Morgan & Morgan Accuses Carlton Fields of Putting 'Cash Ahead of Duties' in Malpractice Case
A legal malpractice lawsuit against Am Law 200 firm Carlton Fields alleges four of its attorneys represented two clients on opposite sides of a deal, but the firm claims it did nothing wrong.
July 19, 2019 at 11:59 AM
4 minute read
Morgan & Morgan's Florida Business Trial Group has hit Tampa-based Am Law 200 firm Carlton Fields and four of its attorneys with a legal malpractice lawsuit claiming Carlton Fields betrayed a client by representing a company on the opposite side of a transaction.
The complaint claims that after years of representing Orlando title insurance trust Attorneys' Title Insurance Fund, defendants Nathaniel L. Doliner, Marty J. Solomon, William G. Giltinan and Christopher W. Smart began simultaneously representing its business partner Old Republic National Title Holding Co. in a deal that worked against the plaintiff's interests.
Attorneys' Title Insurance Fund was a service aimed at helping Florida lawyers write real estate title policies. But it was on the brink of insolvency, according to the complaint, which alleges the defendants realized title company Old Republic ”would be the more lucrative client going forward.”
“Sadly, Carlton Fields made the conscious decision to put cash ahead of the duties it owed to ATIF,” the complaint said.
The lawsuit accuses the defendants of professional malpractice and of breaching their fiduciary duty.
Carlton Fields has denied any wrongdoing.
“We have acted in accordance with our ethical and fiduciary duties. We believe that the claims are baseless and will vigorously defend ourselves,” Carlton Fields spokesperson Kate Barth said in an emailed statement.
Damien H. Prosser, Keith W. Meehan and Jessica L. Thorson of Morgan & Morgan represent plaintiff Daniel Stermer, who is creditor trustee for the Attorneys' Title Fund Inc., which filed for bankruptcy in 2017.
“Lawyers owe a duty of loyalty to clients,” Prosser said. “And if they believe they have conflicts then they ought to pass on the representation and not be clouded by the fact that you just want to keep billing the next client at the expense of the old one.”
The two companies signed a joint venture agreement that saw the plaintiff pledge certain assets in exchange for a promise that Old Republic would guarantee title policies that had been written.
Carlton Fields represented Attorneys' Title Insurance Fund in this deal among others and billed at least $1.4 million in fees in four years, according to the lawsuit.

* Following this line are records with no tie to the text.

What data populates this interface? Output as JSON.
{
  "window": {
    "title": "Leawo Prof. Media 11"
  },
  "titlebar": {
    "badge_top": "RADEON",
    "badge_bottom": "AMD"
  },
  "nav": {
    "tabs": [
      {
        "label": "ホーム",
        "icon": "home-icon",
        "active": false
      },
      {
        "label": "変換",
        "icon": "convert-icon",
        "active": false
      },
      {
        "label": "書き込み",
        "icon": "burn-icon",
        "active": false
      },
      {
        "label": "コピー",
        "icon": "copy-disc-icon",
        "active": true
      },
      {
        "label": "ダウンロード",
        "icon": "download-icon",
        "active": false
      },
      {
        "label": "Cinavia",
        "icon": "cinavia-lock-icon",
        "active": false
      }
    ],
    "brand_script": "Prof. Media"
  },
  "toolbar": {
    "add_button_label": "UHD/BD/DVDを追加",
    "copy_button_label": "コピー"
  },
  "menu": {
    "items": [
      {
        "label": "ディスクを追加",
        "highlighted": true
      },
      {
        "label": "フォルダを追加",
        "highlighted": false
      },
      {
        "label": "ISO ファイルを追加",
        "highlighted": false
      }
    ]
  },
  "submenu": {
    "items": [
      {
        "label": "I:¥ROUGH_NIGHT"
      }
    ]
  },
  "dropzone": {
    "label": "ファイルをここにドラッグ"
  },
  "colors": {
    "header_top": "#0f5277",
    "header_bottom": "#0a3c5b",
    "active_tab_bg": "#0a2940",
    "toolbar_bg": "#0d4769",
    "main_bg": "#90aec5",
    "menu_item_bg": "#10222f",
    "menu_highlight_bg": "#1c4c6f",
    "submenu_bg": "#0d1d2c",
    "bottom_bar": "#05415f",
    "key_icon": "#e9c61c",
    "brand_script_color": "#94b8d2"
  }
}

The agreement went through various amendments until it become a master agreement—which Carlton Fields allegedly worked with Old Republic to draft without getting a conflict waiver from their client first.
They did eventually get a conflict waiver, but the lawsuit claims that was invalid because it wasn't approved by the plaintiff's board or shareholders and waived only “potential” conflicts and not “actual conflicts.” An employee from the Attorneys' Title Fund signed the waiver, according to Prosser, which was sent to Carlton Fields from the general counsel of Old Republic.
Before the plaintiff went out of business, Old Republic allegedly used the master agreement to obtain its interest in the joint venture, taking Attorneys' Title Insurance Fund's income and employees with, and leaving them with about $500,000 in assets.
The lawsuit stems from clawback litigation in the bankruptcy case.
“While Attorneys' Title Fund may be no more, they want to not see this conduct happen in the future, but primarily they just want to make sure that the creditors who otherwise would have had something by selling off these assets would be able to recover money,” Prosser said.
Client loyalty conflicts aren't as unusual as they might seem, according to Prosser, who said he once represented a California company that had received a cease and desist letter from the same law firm that represented it, but from an office in another state that hadn't ran a conflicts check.
“My view is that law firms know no conflicts provided they can somehow think of a way to get around it,” Prosser said. “If they can think of any way that something is not a conflict, whether or not it really is, but they can keep billing the client, law firms will try to look the other way on conflicts in my experience.”
The plaintiff seeks millions in damages for its alleged loss of its assets, value, business opportunities and the worsening of its insolvency and liabilities.